Stockholm, Suède – Svante Pääbo, 67 ans, a reçu ce lundi 3 octobre le prix Nobel de médecine pour ses travaux concernant les origines de l’homme. En étudiant le génome de l'homme de Néandertal – dont il a été le premier à réaliser le séquençage – et en le comparant à celui des humains vivants, « ses découvertes constituent la base de l'exploration de ce qui fait de nous des êtres humains uniques », a considéré le jury [1].

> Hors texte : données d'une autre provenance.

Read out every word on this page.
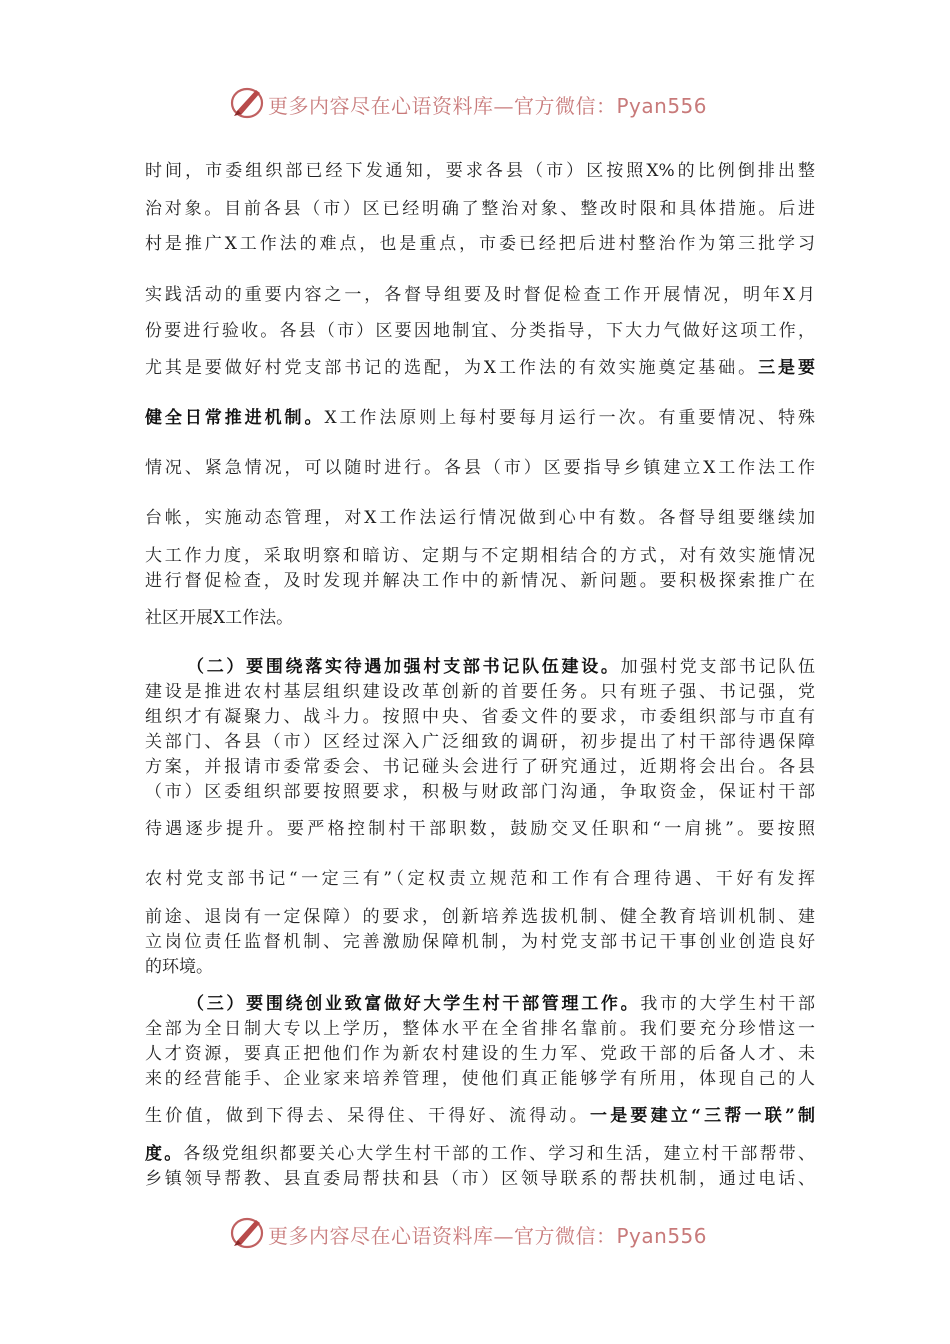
更多内容尽在心语资料库—官方微信：Pyan556
时间，市委组织部已经下发通知，要求各县（市）区按照X%的比例倒排出整
治对象。目前各县（市）区已经明确了整治对象、整改时限和具体措施。后进
村是推广X工作法的难点，也是重点，市委已经把后进村整治作为第三批学习
实践活动的重要内容之一，各督导组要及时督促检查工作开展情况，明年X月
份要进行验收。各县（市）区要因地制宜、分类指导，下大力气做好这项工作，
尤其是要做好村党支部书记的选配，为X工作法的有效实施奠定基础。三是要
健全日常推进机制。X工作法原则上每村要每月运行一次。有重要情况、特殊
情况、紧急情况，可以随时进行。各县（市）区要指导乡镇建立X工作法工作
台帐，实施动态管理，对X工作法运行情况做到心中有数。各督导组要继续加
大工作力度，采取明察和暗访、定期与不定期相结合的方式，对有效实施情况
进行督促检查，及时发现并解决工作中的新情况、新问题。要积极探索推广在
社区开展X工作法。
（二）要围绕落实待遇加强村支部书记队伍建设。加强村党支部书记队伍
建设是推进农村基层组织建设改革创新的首要任务。只有班子强、书记强，党
组织才有凝聚力、战斗力。按照中央、省委文件的要求，市委组织部与市直有
关部门、各县（市）区经过深入广泛细致的调研，初步提出了村干部待遇保障
方案，并报请市委常委会、书记碰头会进行了研究通过，近期将会出台。各县
（市）区委组织部要按照要求，积极与财政部门沟通，争取资金，保证村干部
待遇逐步提升。要严格控制村干部职数，鼓励交叉任职和“一肩挑”。要按照
农村党支部书记“一定三有”（定权责立规范和工作有合理待遇、干好有发挥
前途、退岗有一定保障）的要求，创新培养选拔机制、健全教育培训机制、建
立岗位责任监督机制、完善激励保障机制，为村党支部书记干事创业创造良好
的环境。
（三）要围绕创业致富做好大学生村干部管理工作。我市的大学生村干部
全部为全日制大专以上学历，整体水平在全省排名靠前。我们要充分珍惜这一
人才资源，要真正把他们作为新农村建设的生力军、党政干部的后备人才、未
来的经营能手、企业家来培养管理，使他们真正能够学有所用，体现自己的人
生价值，做到下得去、呆得住、干得好、流得动。一是要建立“三帮一联”制
度。各级党组织都要关心大学生村干部的工作、学习和生活，建立村干部帮带、
乡镇领导帮教、县直委局帮扶和县（市）区领导联系的帮扶机制，通过电话、
更多内容尽在心语资料库—官方微信：Pyan556
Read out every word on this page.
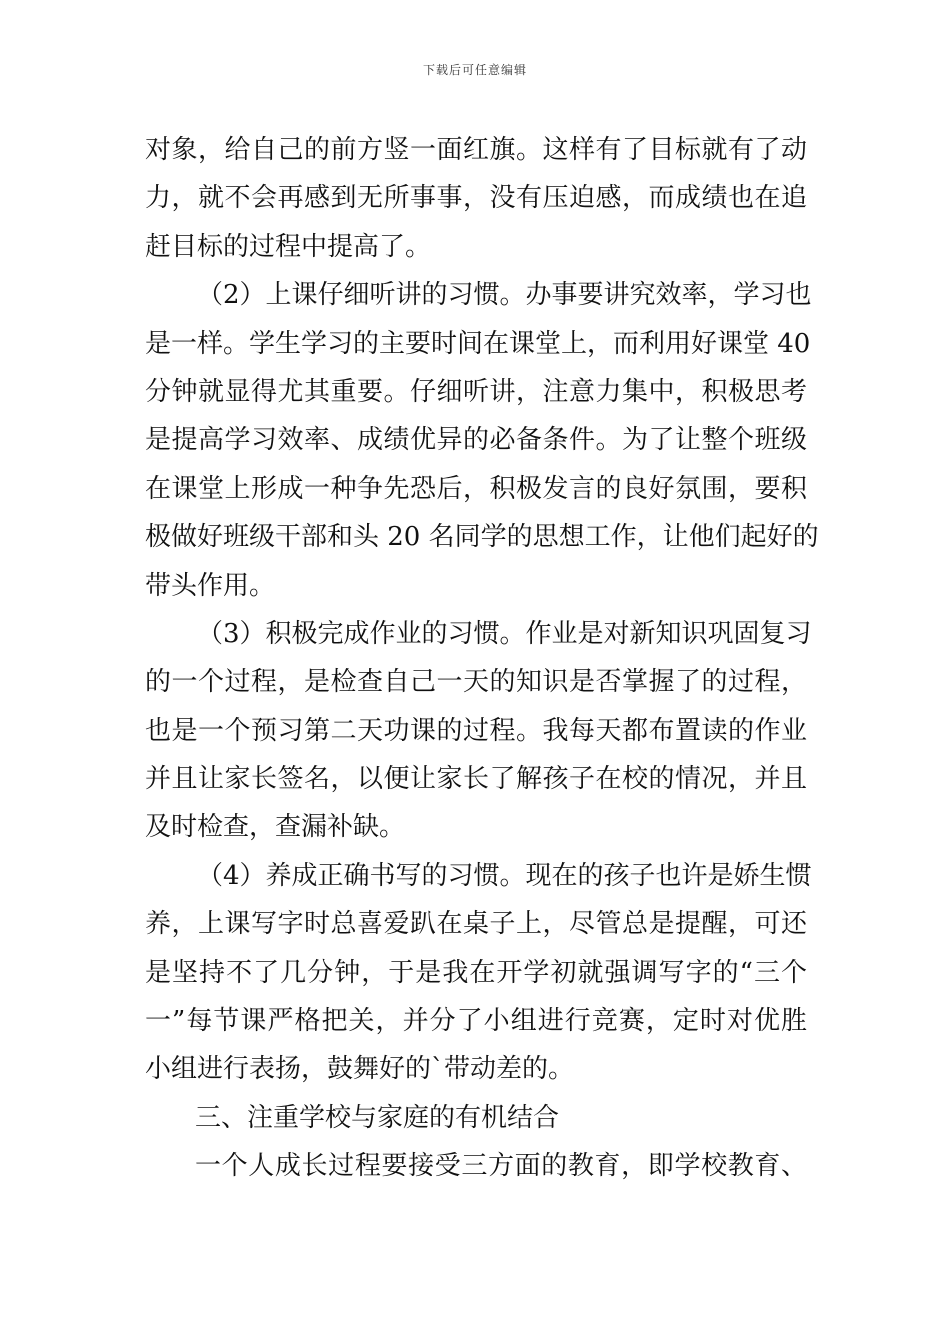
下载后可任意编辑
对象，给自己的前方竖一面红旗。这样有了目标就有了动
力，就不会再感到无所事事，没有压迫感，而成绩也在追
赶目标的过程中提高了。
（2）上课仔细听讲的习惯。办事要讲究效率，学习也
是一样。学生学习的主要时间在课堂上，而利用好课堂 40
分钟就显得尤其重要。仔细听讲，注意力集中，积极思考
是提高学习效率、成绩优异的必备条件。为了让整个班级
在课堂上形成一种争先恐后，积极发言的良好氛围，要积
极做好班级干部和头 20 名同学的思想工作，让他们起好的
带头作用。
（3）积极完成作业的习惯。作业是对新知识巩固复习
的一个过程，是检查自己一天的知识是否掌握了的过程，
也是一个预习第二天功课的过程。我每天都布置读的作业
并且让家长签名，以便让家长了解孩子在校的情况，并且
及时检查，查漏补缺。
（4）养成正确书写的习惯。现在的孩子也许是娇生惯
养，上课写字时总喜爱趴在桌子上，尽管总是提醒，可还
是坚持不了几分钟，于是我在开学初就强调写字的“三个
一”每节课严格把关，并分了小组进行竞赛，定时对优胜
小组进行表扬，鼓舞好的`带动差的。
三、注重学校与家庭的有机结合
一个人成长过程要接受三方面的教育，即学校教育、
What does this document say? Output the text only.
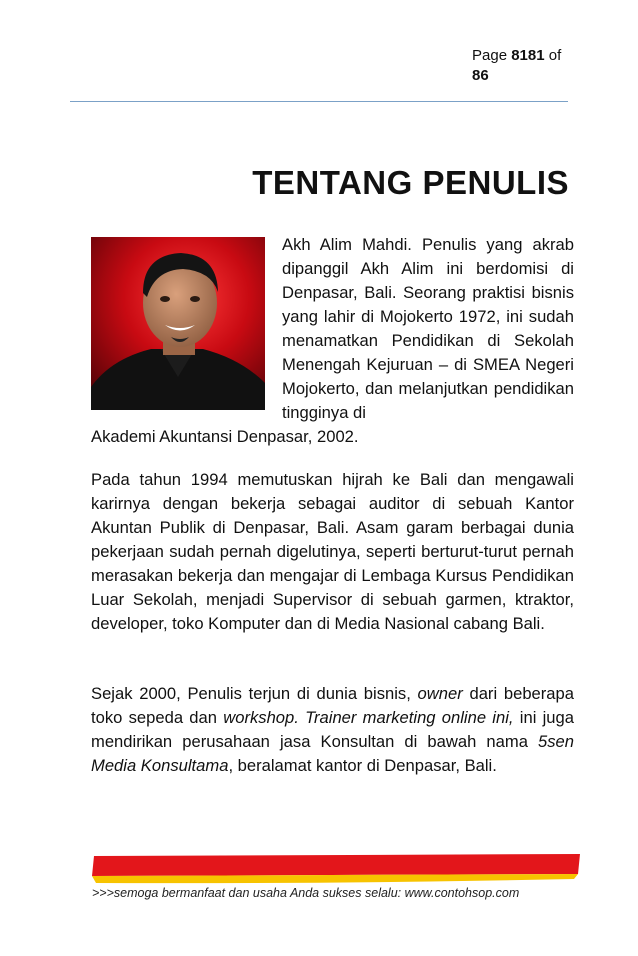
Page 8181 of
86
TENTANG PENULIS
Akh Alim Mahdi. Penulis yang akrab dipanggil Akh Alim ini berdomisi di Denpasar, Bali. Seorang praktisi bisnis yang lahir di Mojokerto 1972, ini sudah menamatkan Pendidikan di Sekolah Menengah Kejuruan – di SMEA Negeri Mojokerto, dan melanjutkan pendidikan tingginya di
Akademi Akuntansi Denpasar, 2002.
Pada tahun 1994 memutuskan hijrah ke Bali dan mengawali karirnya dengan bekerja sebagai auditor di sebuah Kantor Akuntan Publik di Denpasar, Bali. Asam garam berbagai dunia pekerjaan sudah pernah digelutinya, seperti berturut-turut pernah merasakan bekerja dan mengajar di Lembaga Kursus Pendidikan Luar Sekolah, menjadi Supervisor di sebuah garmen, ktraktor, developer, toko Komputer dan di Media Nasional cabang Bali.
Sejak 2000, Penulis terjun di dunia bisnis, owner dari beberapa toko sepeda dan workshop. Trainer marketing online ini, ini juga mendirikan perusahaan jasa Konsultan di bawah nama 5sen Media Konsultama, beralamat kantor di Denpasar, Bali.
>>>semoga bermanfaat dan usaha Anda sukses selalu: www.contohsop.com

Les recherches du chercheur suédois ont donné naissance à une toute nouvelle discipline scientifique : la paléogénomique. Grâce à celle-ci, il a également fait la découverte sensationnelle d'un hominidé jusqu'alors inconnu, Denisova. 

https://twitter.com/NobelPrize/status/1576867617536503808

Séquençage du génome néandertalien

Dès le début de sa carrière, Svante Pääbo a étudié la possibilité d'utiliser les méthodes génétiques modernes pour étudier l'ADN des Néandertaliens. Il a vite été confronté à des difficultés techniques extrêmes du fait de la dégradation des brins de nucléotides avec le temps. C’est au cours de son stage postdoctoral – après une thèse obtenue en 1986 – auprès d'Allan Wilson (Université de Californie, Berkeley), un pionnier dans le domaine de la biologie de l'évolution, que Svante Pääbo a commencé à développer des méthodes pour étudier l'ADN des Néandertaliens, un travail qui a duré plusieurs décennies.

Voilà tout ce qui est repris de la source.